Not only does the A7 provide a substantial performance improvement over the A5 (as shown below), but the A7 is a 64-bit chip, which -- assuming Apple makes the iPad mini 2 the entry iPad model this fall -- should further help Apple transition all of its devices to 64-bits.
Finally, given that Apple doesn't seem to want to update its iPod Touch very often, the A7 will likely provide solid performance for years to come.
More memory, higher storage options
Apple Insider suggests that Apple might offer the iPod Touch in 16 gigabyte, 64 gigabyte, and 128 gigabyte storage options. Further, the current iPod Touch models only have 512 megabytes of memory. I expect Apple to bump that up to 1 gigabyte in a refreshed model.

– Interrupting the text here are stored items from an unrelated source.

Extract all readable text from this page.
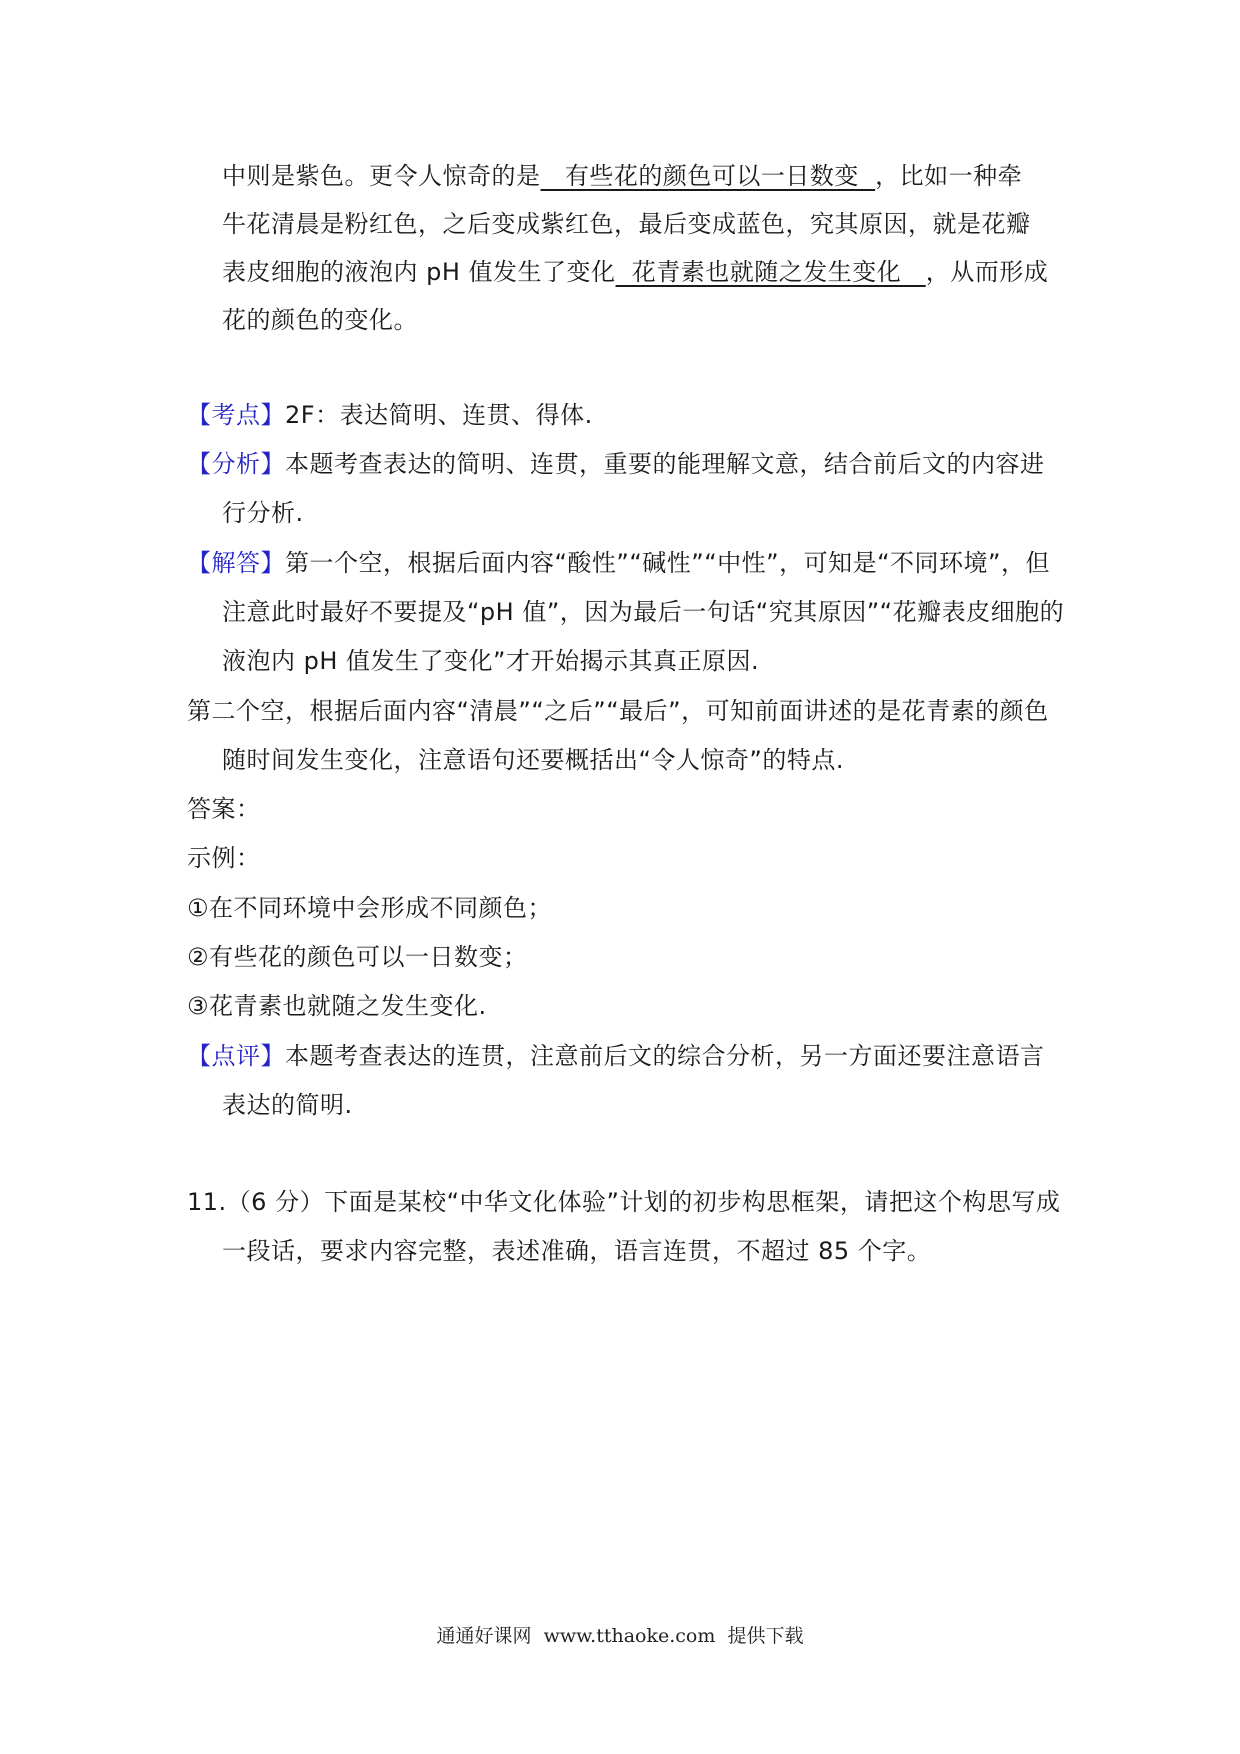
中则是紫色。更令人惊奇的是   有些花的颜色可以一日数变  ，比如一种牵
牛花清晨是粉红色，之后变成紫红色，最后变成蓝色，究其原因，就是花瓣
表皮细胞的液泡内 pH 值发生了变化  花青素也就随之发生变化   ，从而形成
花的颜色的变化。
【考点】2F：表达简明、连贯、得体.
【分析】本题考查表达的简明、连贯，重要的能理解文意，结合前后文的内容进
行分析.
【解答】第一个空，根据后面内容“酸性”“碱性”“中性”，可知是“不同环境”，但
注意此时最好不要提及“pH 值”，因为最后一句话“究其原因”“花瓣表皮细胞的
液泡内 pH 值发生了变化”才开始揭示其真正原因.
第二个空，根据后面内容“清晨”“之后”“最后”，可知前面讲述的是花青素的颜色
随时间发生变化，注意语句还要概括出“令人惊奇”的特点.
答案：
示例：
①在不同环境中会形成不同颜色；
②有些花的颜色可以一日数变；
③花青素也就随之发生变化.
【点评】本题考查表达的连贯，注意前后文的综合分析，另一方面还要注意语言
表达的简明.
11.（6 分）下面是某校“中华文化体验”计划的初步构思框架，请把这个构思写成
一段话，要求内容完整，表述准确，语言连贯，不超过 85 个字。
通通好课网  www.tthaoke.com  提供下载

An upgrade in the storage capacities of these devices should allow users to store more (and larger) apps as well as a greater number of songs and videos, which makes sense given the iPod Touch's purpose in life as a handheld content consumption device.
A better camera? How about Touch ID?
Apple Insider suggests that Apple might take the opportunity to upgrade the iSight and FaceTime cameras found on the device. Giving such an updated device cameras roughly on par with those found on the iPhone 5/5c seems like the right move.
Finally, this isn't mentioned in the Apple Insider report, but one comment in response to Apple Insider's report wonders if including Touch ID and NFC would be a good idea. I tend to think of the iPod Touch as a "mini iPad." Given the lack of Apple Pay capability via NFC on the iPad Air 2, I doubt that Apple would include it in an updated iPod Touch.
Touch ID is trickier. On one hand, it's a convenient feature; on the other, Touch ID isn't a "must have" feature -- especially for the iPod -- and I don't think Apple would see enough incremental sales due to its inclusion to offset the increased per-unit costs it would see from the inclusion of Touch ID.
What Apple needs to deliver
If Apple wants to update its iPod Touch lineup to capture whatever revenue it can from that category, it has to very carefully balance the cost structure-to-feature equation. Big upgrades such as processing speed, memory, and camera are immediately obvious and -- in aggregate -- should be enough to make such an updated iPod a compelling upgrade from fifth-generation and older devices.
I look forward to seeing whether Apple really does intend to update the iPod Touch line and, if it does, what enhancements it will ultimately bring to the table.